Intermediate fruit morphology of an interspecific hybrid (INS1.2 × MEL 5.5) as compared to the parental lines S. insanum (INS1) and S. melongena (MEL5)

The development of a set of lines of S. melongena containing introgressions of S. insanum like those used extensively in the improvement of tomatoes (e.g., Eshed and Zamir 1994; Caruso et al. 2016) could be of great interest to breeders. The application of modern molecular marker tools as well as sequencing of the transcriptome and/or genome of S. insanum from populations across its wide geographical range and extensive morphological diversity will also provide relevant information for future utilization of S. insanum in eggplant breeding.

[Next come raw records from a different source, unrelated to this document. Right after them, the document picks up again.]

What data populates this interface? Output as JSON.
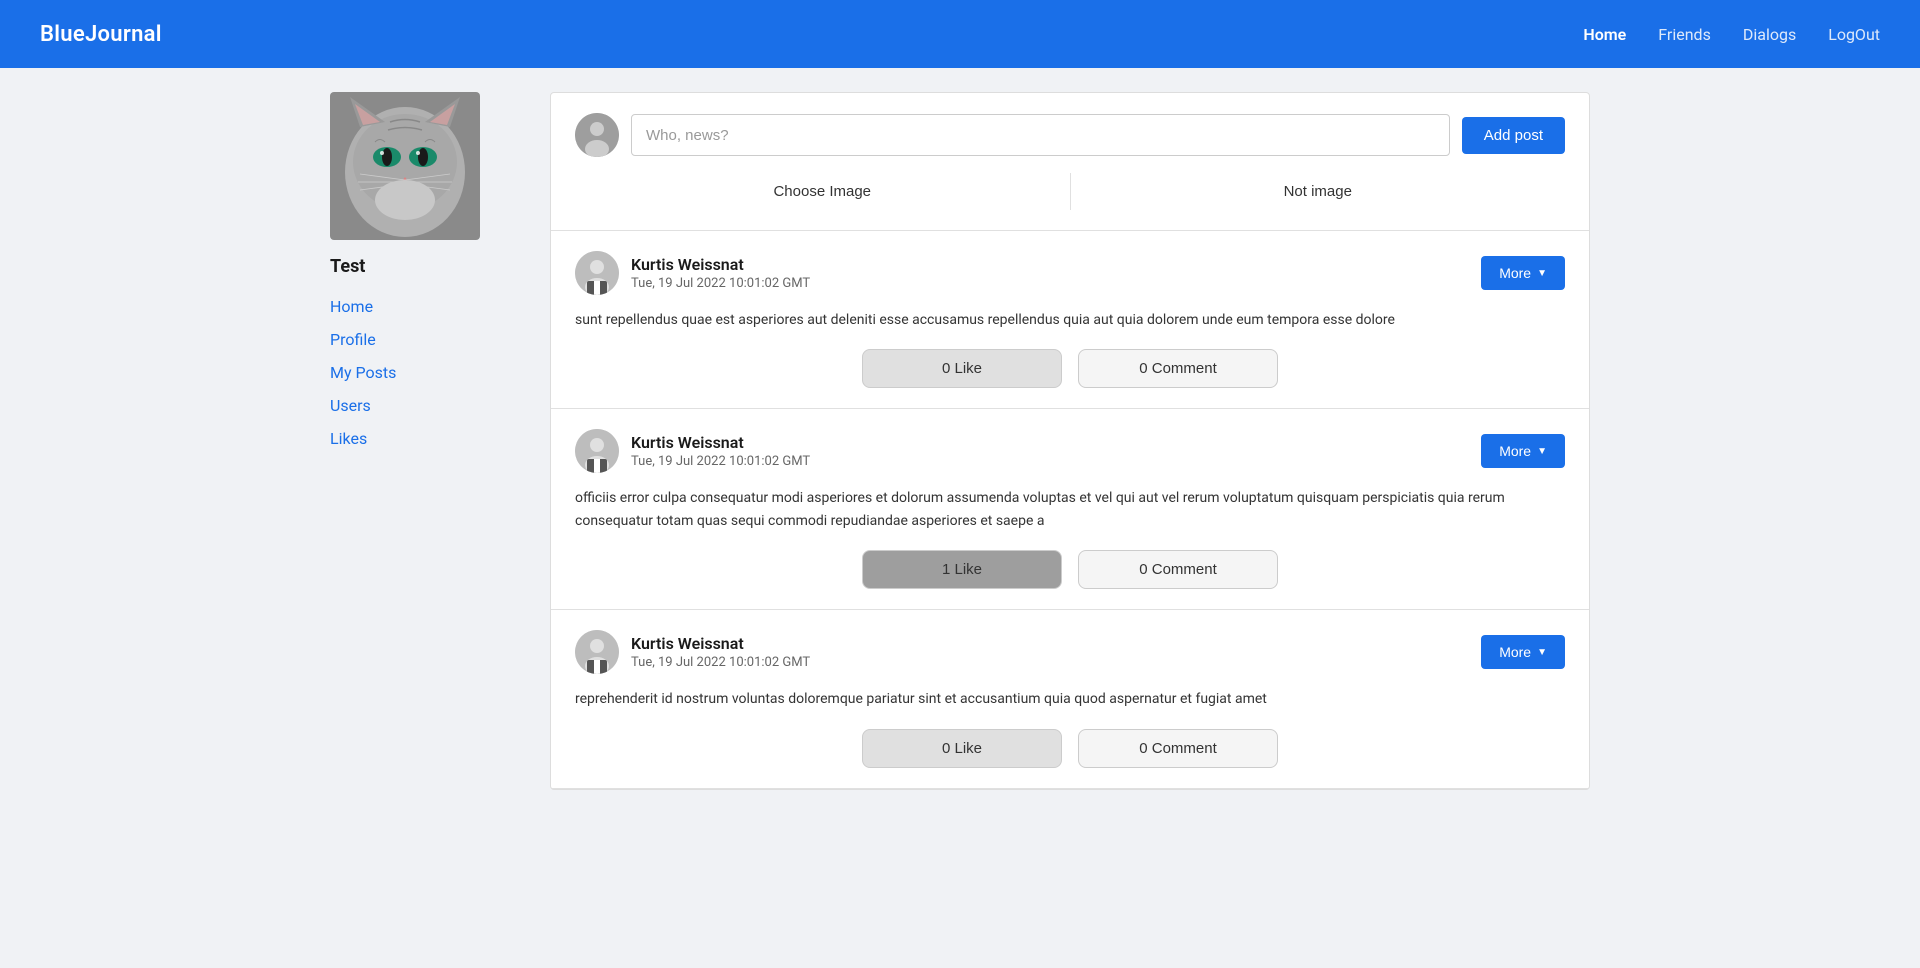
{
  "header": {
    "logo": "BlueJournal",
    "nav": [
      {
        "label": "Home",
        "active": true
      },
      {
        "label": "Friends",
        "active": false
      },
      {
        "label": "Dialogs",
        "active": false
      },
      {
        "label": "LogOut",
        "active": false
      }
    ]
  },
  "sidebar": {
    "username": "Test",
    "nav_items": [
      {
        "label": "Home"
      },
      {
        "label": "Profile"
      },
      {
        "label": "My Posts"
      },
      {
        "label": "Users"
      },
      {
        "label": "Likes"
      }
    ]
  },
  "composer": {
    "placeholder": "Who, news?",
    "add_button": "Add post",
    "choose_image": "Choose Image",
    "not_image": "Not image"
  },
  "posts": [
    {
      "author": "Kurtis Weissnat",
      "date": "Tue, 19 Jul 2022 10:01:02 GMT",
      "body": "sunt repellendus quae est asperiores aut deleniti esse accusamus repellendus quia aut quia dolorem unde eum tempora esse dolore",
      "likes": "0 Like",
      "comments": "0 Comment",
      "liked": false,
      "more_label": "More"
    },
    {
      "author": "Kurtis Weissnat",
      "date": "Tue, 19 Jul 2022 10:01:02 GMT",
      "body": "officiis error culpa consequatur modi asperiores et dolorum assumenda voluptas et vel qui aut vel rerum voluptatum quisquam perspiciatis quia rerum consequatur totam quas sequi commodi repudiandae asperiores et saepe a",
      "likes": "1 Like",
      "comments": "0 Comment",
      "liked": true,
      "more_label": "More"
    },
    {
      "author": "Kurtis Weissnat",
      "date": "Tue, 19 Jul 2022 10:01:02 GMT",
      "body": "reprehenderit id nostrum voluntas doloremque pariatur sint et accusantium quia quod aspernatur et fugiat amet",
      "likes": "0 Like",
      "comments": "0 Comment",
      "liked": false,
      "more_label": "More"
    }
  ],
  "colors": {
    "primary": "#1a6fe8",
    "text_dark": "#1a1a1a",
    "text_muted": "#666"
  }
}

Collection and assessment of wild populations of S. insanum is important for both ex situ and in situ conservation. Mutegi et al. (2015) found a high degree of genetic diversity in populations of S. insanum in southern India and suggested that the major genetic clusters they detected should be used as a starting point for intraspecific germplasm conservation. Hepper (1987) also reported highly polymorphic populations from Sri Lanka, indicating that it is important to sample populations across the distribution of S. insanum in Asia and assess their morphological and genetic diversity for the utilization and conservation of this unique genetic pool for the future. The ex situ conservation of S. insanum is feasible as the seeds are orthodox and can be stored for many years under conditions of low seed moisture and low temperature. In parallel, it is important to investigate the tolerance or resistance of S. insanum to resist various pest and diseases and for adaptation to different environmental conditions.

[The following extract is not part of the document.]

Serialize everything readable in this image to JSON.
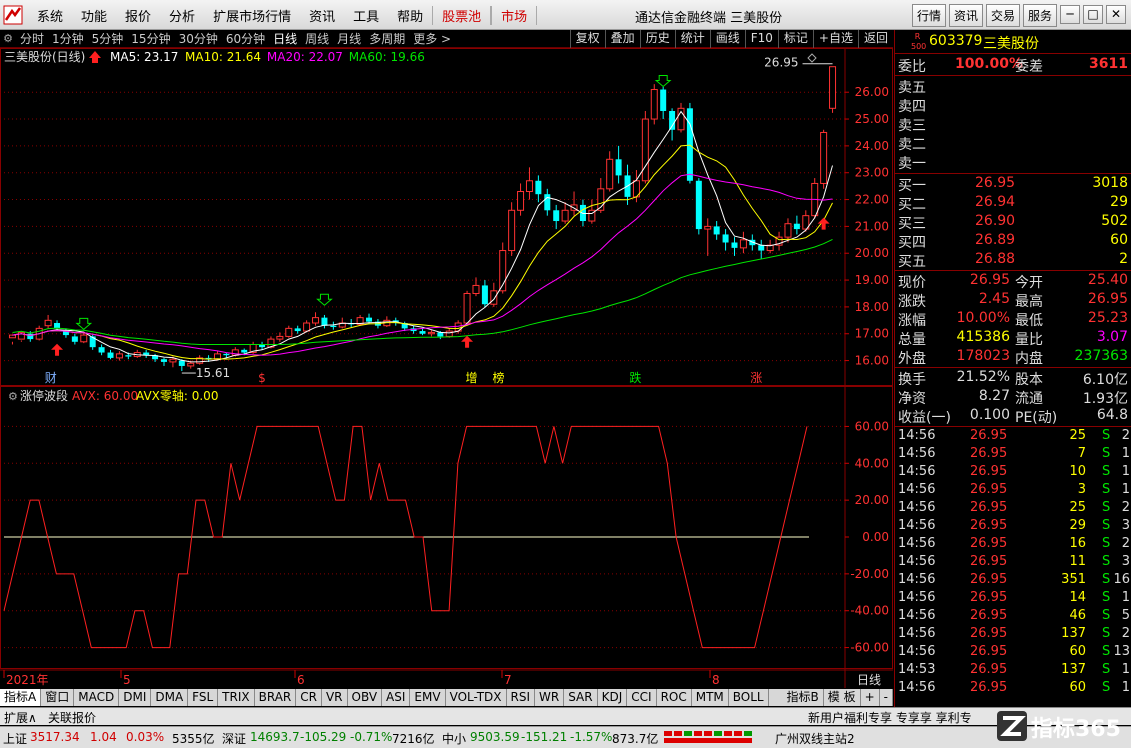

In addition to use of S. insanum as a genetic resource for developing new eggplant varieties, improvement of the eggplant crop can be achieved by using rootstocks of this species for grafting (Gisbert et al. 2011). Irregular seed germination and dormancy is often a problem in grafting, however, and for commercial production it is necessary to have a good synchronization between the cultivated species scion and the wild species rootstock; for optimal use of wild species rootstock this remains to be solved. Subasinghe et al. (2003) reported that seed treatment with 20% HNO3 and 20 µmol gibberellic acid enhances seed germination of S. insanum and recommended soft-wood cutting for vegetative propagation. We have found that soaking seeds for one day and imbibition for another day in a 500 ppm solution of gibberellic acid stimulates a rapid and regular germination in S. insanum.

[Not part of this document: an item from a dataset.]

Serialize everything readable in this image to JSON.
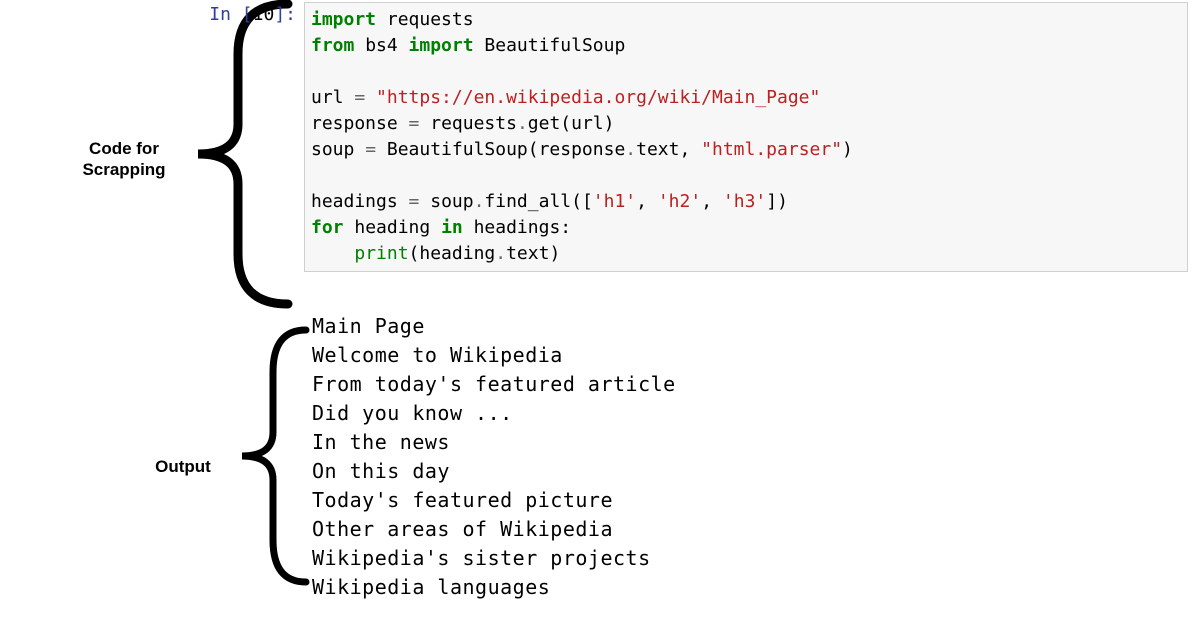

Very little biotechnological research has been done with S. insanum. Nishio et al. (1987) were able to regenerate S. insanum plants efficiently using the protoplast technique. Samuels (2012b) discussed the potential of wild, weedy and cultivated varieties of eggplant (in which he included S. insanum) to improve genetically engineered Bt brinjal, but later suggested that gene flow from Bt brinjal was a significant threat (Samuels 2013c); he presented no original work using this or any other species, but cited lack of knowledge about the biology of eggplant relatives. Screening of S. insanum for bioactive compounds and the evaluation of biological properties may result in the discovery of functional applications for S. insanum in human health, as has been found with cultivated eggplant (Plazas et al. 2013). The compilation of indigenous knowledge associated with S. insanum will also help in its future utilization.

In summary, the knowledge on, taxonomy, morphological and genetic diversity, and properties of S. insanum is incomplete, in particular in southeast Asia, even though it is a prime need in order to understand its potential for crop improvement. We hope that this review article will provide baseline information on S. insanum and its potential for crop improvement for plant breeders, taxonomists and conservation biologists who are engaging in studies on eggplant and their wild relatives.